Tcl Source Code

View Ticket
Login
Ticket UUID: 3e25ac512e9eeb8788028264c400238fcf425238
Title: [file] inconsistent handling of VFS/..
Type: Bug Version: >= 8.5
Submitter: andy Created on: 2018-06-14 16:57:08
Subsystem: 37. File System Assigned To: nobody
Priority: 5 Medium Severity: Severe
Status: Pending Last Modified: 2018-06-29 09:47:10
Resolution: Fixed Closed By: nobody
    Closed on:
Description:
The [file] commands that talk to the OS (e.g. [file mtime]) start off being able to handle paths which enter and leave a VFS mount (e.g. /path/mounted-tclkit/..), but this capability seems to break once a relative path is used.

$ ./tclkit
% file mtime [file join [info nameofexecutable] ..]
1528994647
% file mtime .
1528994647
% file mtime [file join [info nameofexecutable] ..]
could not read "/home/andy/tclkit/..": not a directory
User Comments: sebres added on 2018-06-29 09:47:10:
As regards the issue with validity of the cached values, I think it could be
pretty simply resolved using introducing of the epoch for the current directory
(and comparison with the stored epoch in pathObj).

I could fix this all, but I'm still not sure about the precedence of normalization 
(I don't think the current directory should decide about the time point of normalization at all).
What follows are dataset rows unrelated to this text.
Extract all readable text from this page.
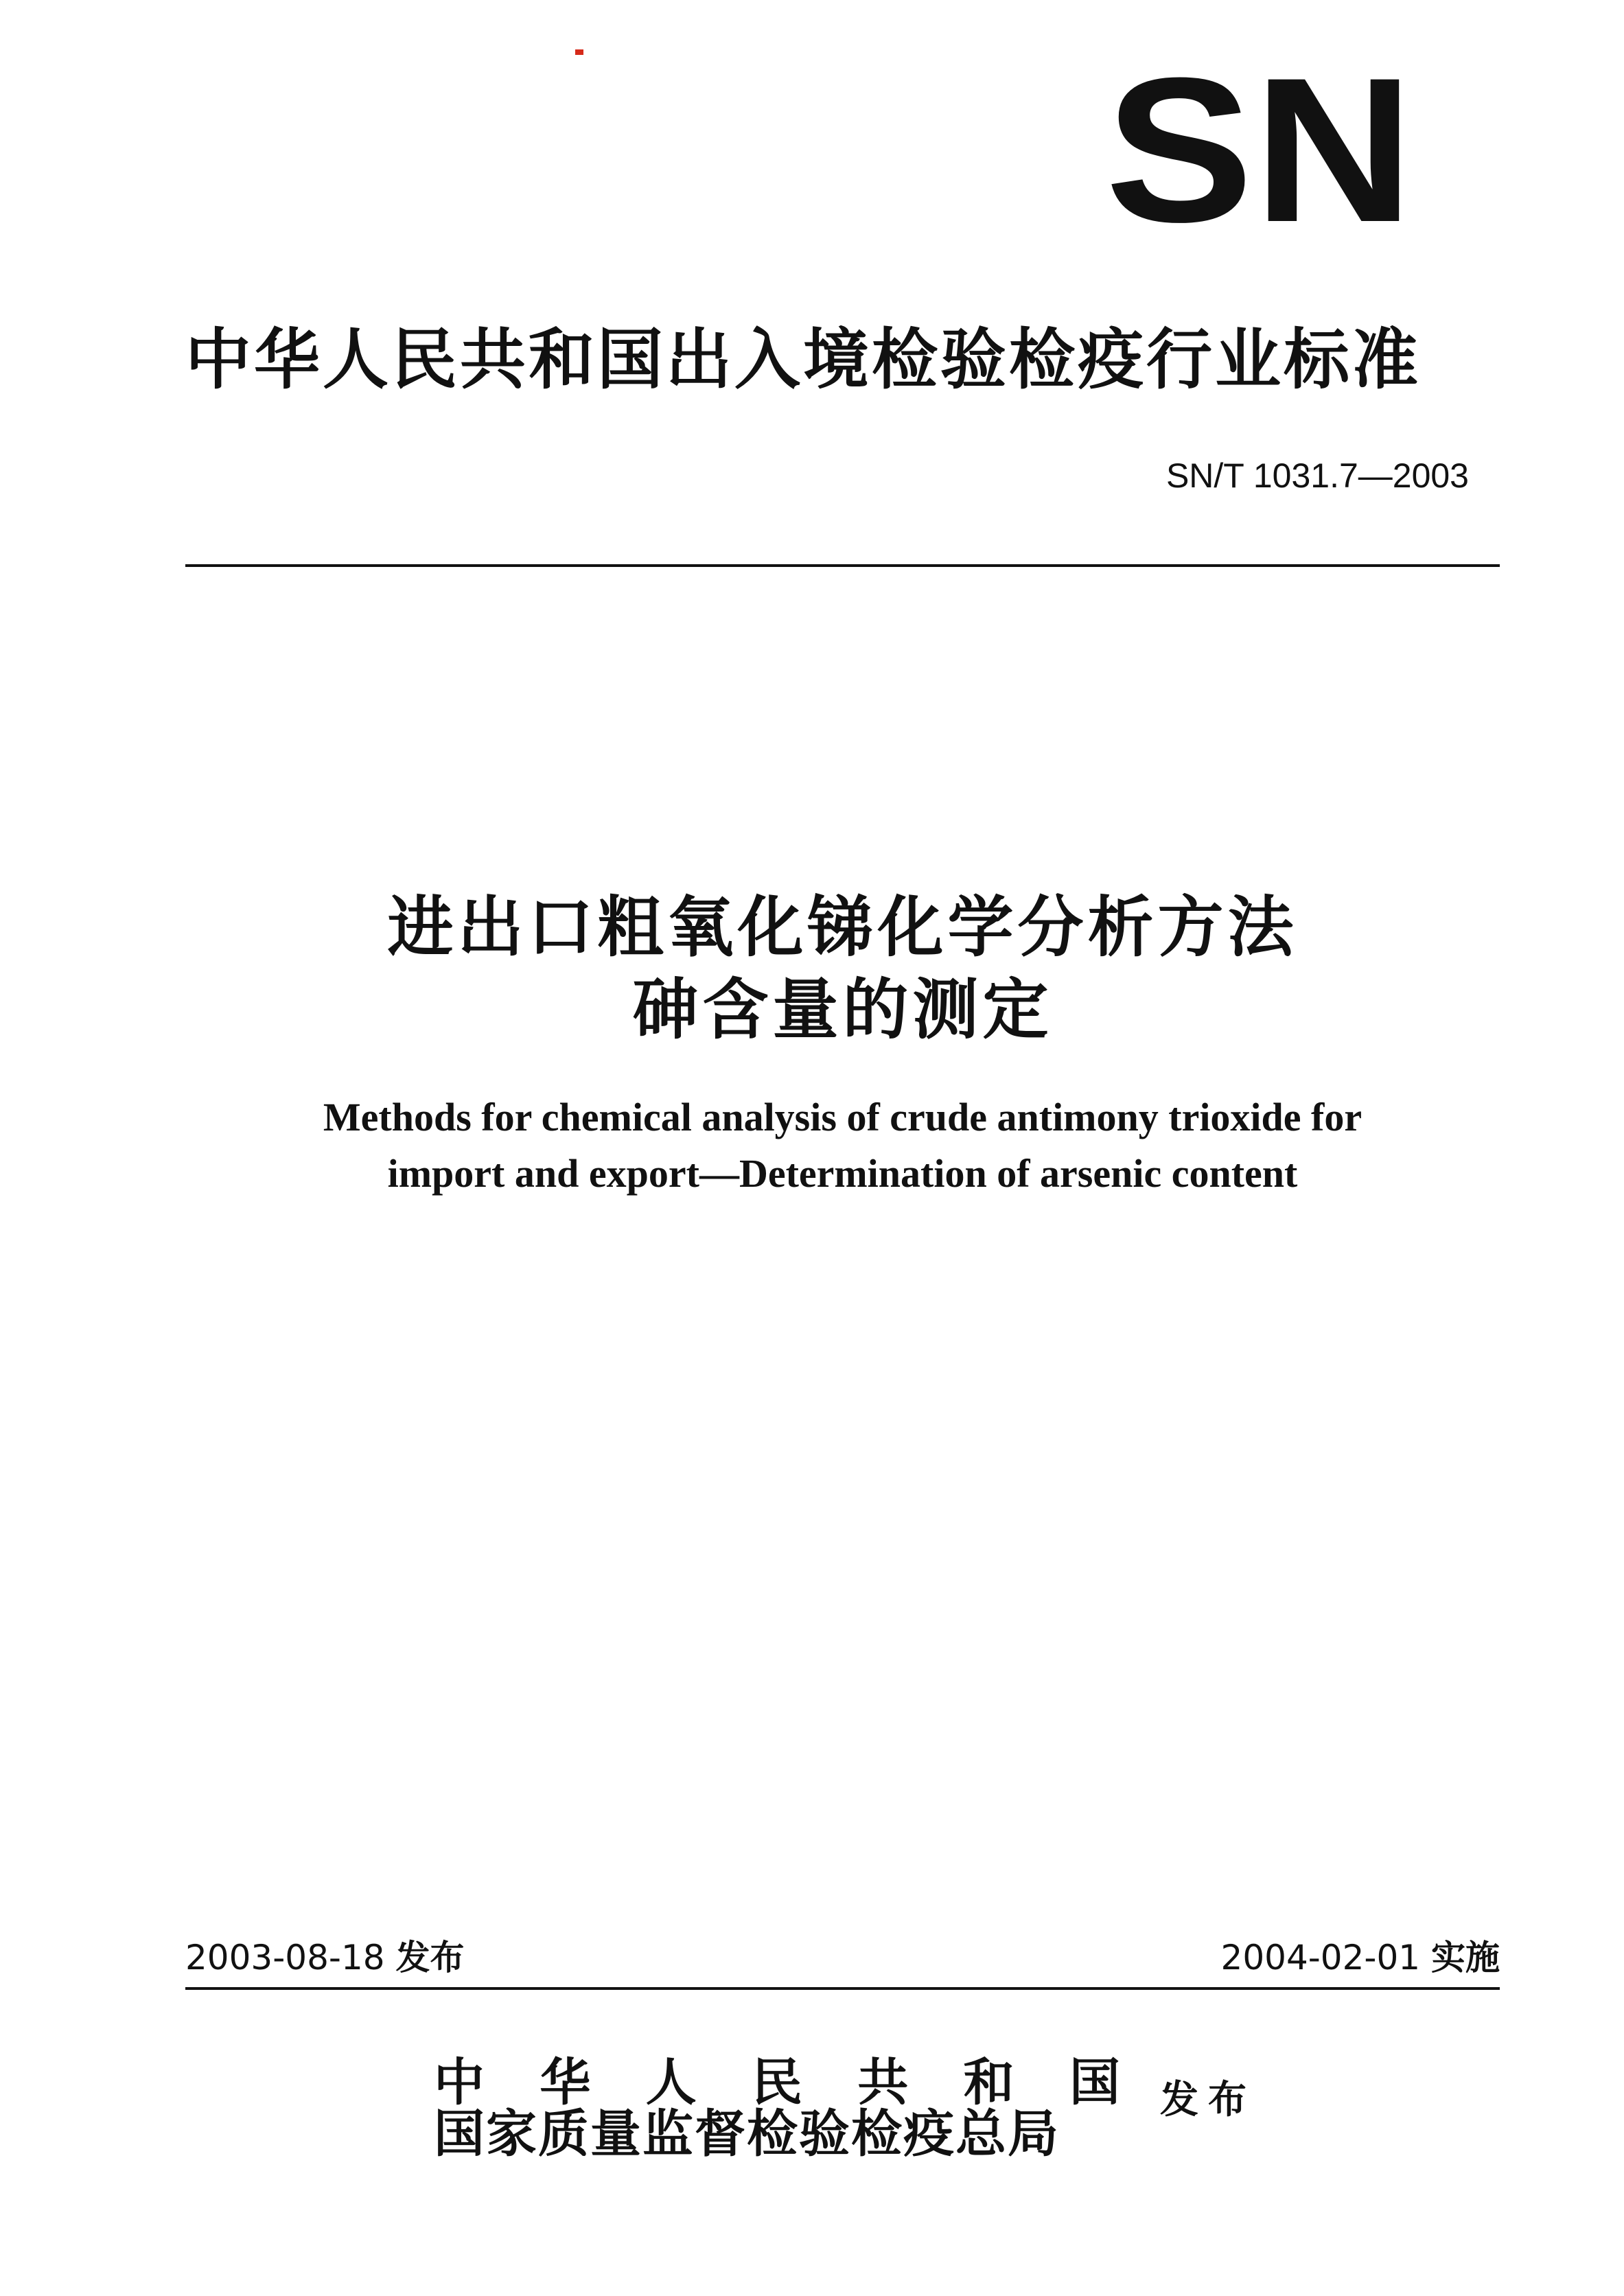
SN
中华人民共和国出入境检验检疫行业标准
SN/T 1031.7—2003
进出口粗氧化锑化学分析方法
砷含量的测定
Methods for chemical analysis of crude antimony trioxide for
import and export—Determination of arsenic content
2003-08-18 发布	2004-02-01 实施
中 华 人 民 共 和 国
国家质量监督检验检疫总局
发布
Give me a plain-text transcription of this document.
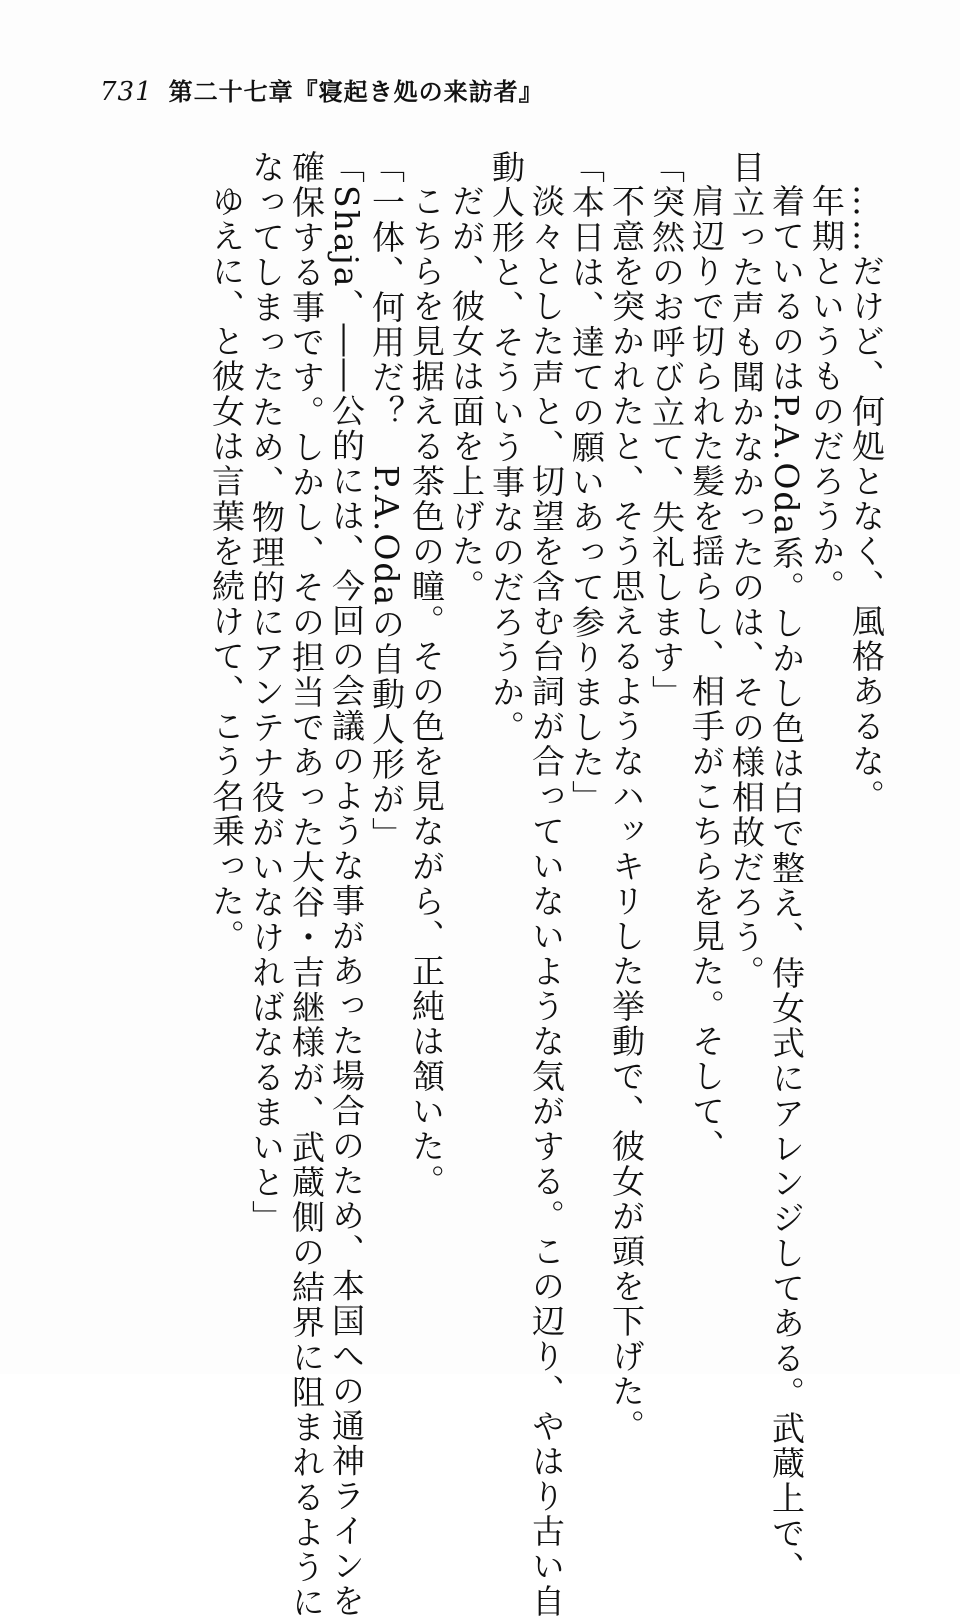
731 第二十七章『寝起き処の来訪者』
……だけど、何処となく、風格あるな。
年期というものだろうか。
着ているのはP.A.Oda系。しかし色は白で整え、侍女式にアレンジしてある。武蔵上で、
目立った声も聞かなかったのは、その様相故だろう。
肩辺りで切られた髪を揺らし、相手がこちらを見た。そして、
「突然のお呼び立て、失礼します」
不意を突かれたと、そう思えるようなハッキリした挙動で、彼女が頭を下げた。
「本日は、達ての願いあって参りました」
淡々とした声と、切望を含む台詞が合っていないような気がする。この辺り、やはり古い自
動人形と、そういう事なのだろうか。
だが、彼女は面を上げた。
こちらを見据える茶色の瞳。その色を見ながら、正純は頷いた。
「一体、何用だ？　P.A.Odaの自動人形が」
「Shaja、――公的には、今回の会議のような事があった場合のため、本国への通神ラインを
確保する事です。しかし、その担当であった大谷・吉継様が、武蔵側の結界に阻まれるように
なってしまったため、物理的にアンテナ役がいなければなるまいと」
ゆえに、と彼女は言葉を続けて、こう名乗った。
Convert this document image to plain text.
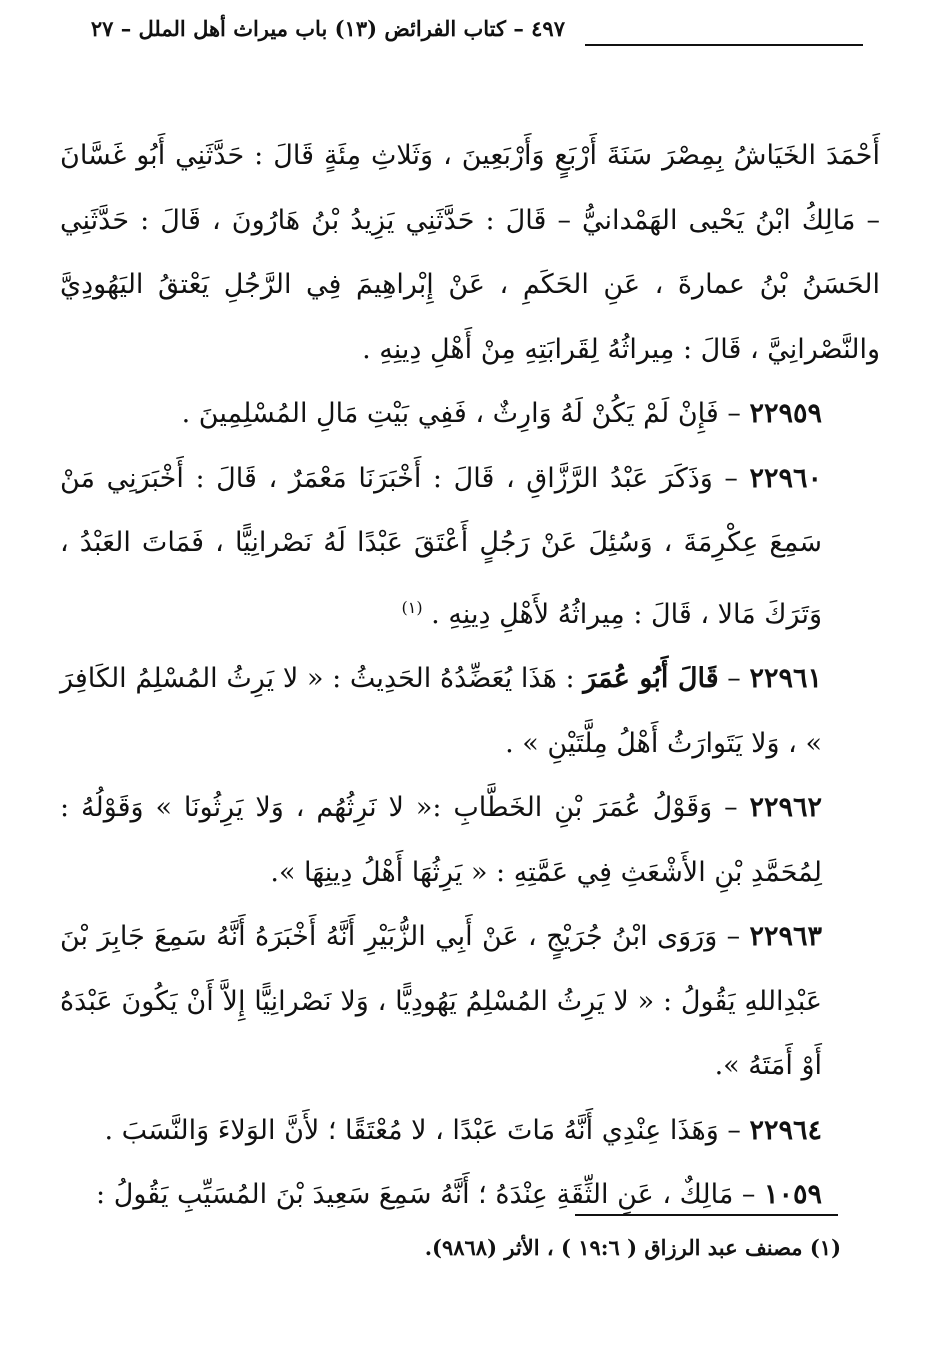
٤٩٧ – كتاب الفرائض (١٣) باب ميراث أهل الملل – ٢٧

أَحْمَدَ الخَيَاشُ بِمِصْرَ سَنَةَ أَرْبَعٍ وَأَرْبَعِينَ ، وَثَلاثِ مِئَةٍ قَالَ : حَدَّثَنِي أَبُو غَسَّانَ – مَالِكُ ابْنُ يَحْيى الهَمْدانيُّ – قَالَ : حَدَّثَنِي يَزِيدُ بْنُ هَارُونَ ، قَالَ : حَدَّثَنِي الحَسَنُ بْنُ عمارةَ ، عَنِ الحَكَمِ ، عَنْ إِبْراهِيمَ فِي الرَّجُلِ يَعْتقُ اليَهُودِيَّ والنَّصْرانِيَّ ، قَالَ : مِيراثُهُ لِقَرابَتِهِ مِنْ أَهْلِ دِينِهِ .

٢٢٩٥٩ – فَإِنْ لَمْ يَكُنْ لَهُ وَارِثٌ ، فَفِي بَيْتِ مَالِ المُسْلِمِينَ .

٢٢٩٦٠ – وَذَكَرَ عَبْدُ الرَّزَّاقِ ، قَالَ : أَخْبَرَنَا مَعْمَرٌ ، قَالَ : أَخْبَرَنِي مَنْ سَمِعَ عِكْرِمَةَ ، وَسُئِلَ عَنْ رَجُلٍ أَعْتَقَ عَبْدًا لَهُ نَصْرانِيًّا ، فَمَاتَ العَبْدُ ، وَتَرَكَ مَالا ، قَالَ : مِيراثُهُ لأَهْلِ دِينِهِ . $^{(١)}$

٢٢٩٦١ – قَالَ أَبُو عُمَرَ : هَذَا يُعَضِّدُهُ الحَدِيثُ : « لا يَرِثُ المُسْلِمُ الكَافِرَ » ، وَلا يَتَوارَثُ أَهْلُ مِلَّتَيْنِ » .

٢٢٩٦٢ – وَقَوْلُ عُمَرَ بْنِ الخَطَّابِ :« لا نَرِثُهُم ، وَلا يَرِثُونَا » وَقَوْلُهُ : لِمُحَمَّدِ بْنِ الأَشْعَثِ فِي عَمَّتِهِ : « يَرِثُهَا أَهْلُ دِينِهَا ».

٢٢٩٦٣ – وَرَوَى ابْنُ جُرَيْجٍ ، عَنْ أَبِي الزُّبَيْرِ أَنَّهُ أَخْبَرَهُ أَنَّهُ سَمِعَ جَابِرَ بْنَ عَبْدِاللهِ يَقُولُ : « لا يَرِثُ المُسْلِمُ يَهُودِيًّا ، وَلا نَصْرانِيًّا إِلاَّ أَنْ يَكُونَ عَبْدَهُ أَوْ أَمَتَهُ ».

٢٢٩٦٤ – وَهَذَا عِنْدِي أَنَّهُ مَاتَ عَبْدًا ، لا مُعْتَقًا ؛ لأَنَّ الوَلاءَ وَالنَّسَبَ .

١٠٥٩ – مَالِكٌ ، عَنِ الثِّقَةِ عِنْدَهُ ؛ أَنَّهُ سَمِعَ سَعِيدَ بْنَ المُسَيِّبِ يَقُولُ :

(١) مصنف عبد الرزاق ( ١٩:٦ ) ، الأثر (٩٨٦٨).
dgp added on 2018-06-28 19:23:16:
Fourth, it sure looks like the validity of cached nativePathPtr values
are not properly checked, so that cached values get used when no longer
valid.

dgp added on 2018-06-28 19:21:20:
There seems to be several problems lurking here and untangling them
all is going to be a knotty problem.

The first looks like something already found and addressed by sebres,
the routine TclFSCwdIsNative() isn't written to be self-initializing,
so it has bizarre shifts in behavior when run both before and after something
like a [pwd] or anything else that gets Tcl's "current working directory"
machinery up and properly running.

Second, the unix implementation of TclNativeCreateNativeRep() branches
on the return value of TclFSCwdIsNative(). It looks like this is an attempt
to detect and optimize for the case when a relative path value can be
converted directly into native form. The trouble is the logic is not limited
to relative paths, so you have a situation where absolute paths sometimes
take one branch, and sometimes another with the possibilty of inconsistent
results.

Third, when paths are normalized before getting converted to native form,
and they include the "/.." substring, the answer is just wrong as reported
separately in ticket 961646.

There's probably more.

dgp added on 2018-06-27 17:12:07:
Divergence is in Tcl_FSGetNativePath(pathPtr) returning different
answers from pathPtr arguments of the same value.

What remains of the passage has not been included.